Fear and pain made him manageable, and Ewan was able to get him to The Willow Tree for mending. As he passed the man off to the practitioner, Ewan smiled, "Answers should be a bit easier now. Let Gaston question the fellow. I will be out of country for the next several days.?

Ewan Corinsson

Date: 2007-10-25 13:25 EST
Ewan walked the streets of Rhydin, purpose in his movements, discretion in his placement. A scruff of sound, brisk movement of leaves along cobblestones, and he turned the corner to an alleyway not far from The Marketplace. Waiting for a moment to let observations wander past his position, he ruminated on a repeating question in his mind. "Do you plan on living here?" the Baroness had insinuated in a more carefully worded phrase. The exact words were of no matter, but the meaning behind them was.

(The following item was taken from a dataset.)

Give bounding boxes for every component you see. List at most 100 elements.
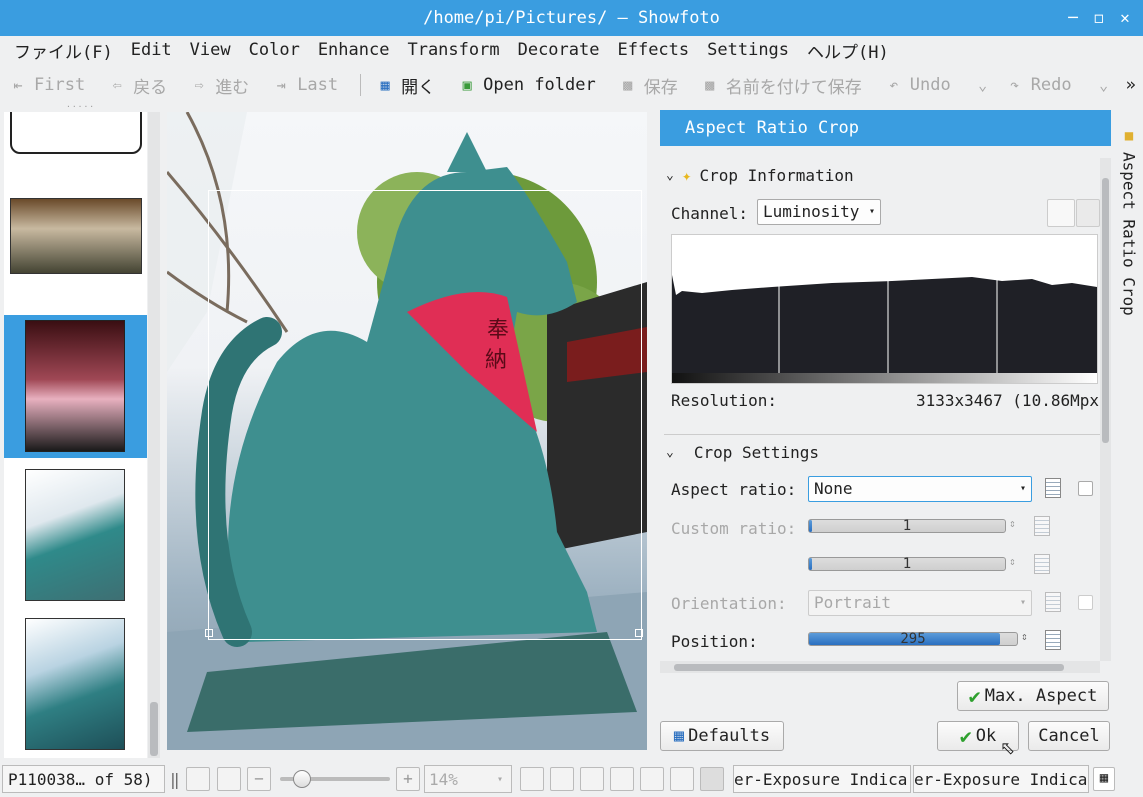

His reply had assured her his home was Yransea and wherever his wife was. Home had been, since he was but a young man, where loyalties lay not where his body lay. And not only his devotion to his wife kept him here in this land.

A clench of hands, working the heat of his blood into the tips of his fingers as chill winds whipped swirling clouds of dust and debris about him. Ewan had made vows, promises to himself and to others, and it was time he kept them. Slipping from his concealed place, he continued down the street accompanying shadows of twilight as he made his way to The Water's Edge tavern and the stable behind.

The new owner was a Tunneler and had taken the abandoned son of Jolin into his care. They all knew Ewan, and something in the stern, set gaze told them to keep their silence and ignore his passing. He stopped at the first door where Zesperis had been slaughtered savagely. His right hand moved to the bracelet of hair twined and plaited combining the reminder of the deaths that night that encircled his left wrist. Its multihued twist stained dark with old blood he did not wash away. Between finger and thumb he traced the turns of hair in that gruesome bracelet.

A breath of wind careened through the stables and caused unlatched stall doors to moan on weary hinges. It was time to pursue the promises made. Darkness, like the enveloping shadow of moonless night, rose inside him. The pool of unrelenting destruction and sharpened sense of exacting cruelty in measure steeled his mind and his spirit. That part of him controlled so often was now to be released in measure, splitting him in two; the gentle, quiet man for those he loved and Mistress Death's right hand for those who made him enemy.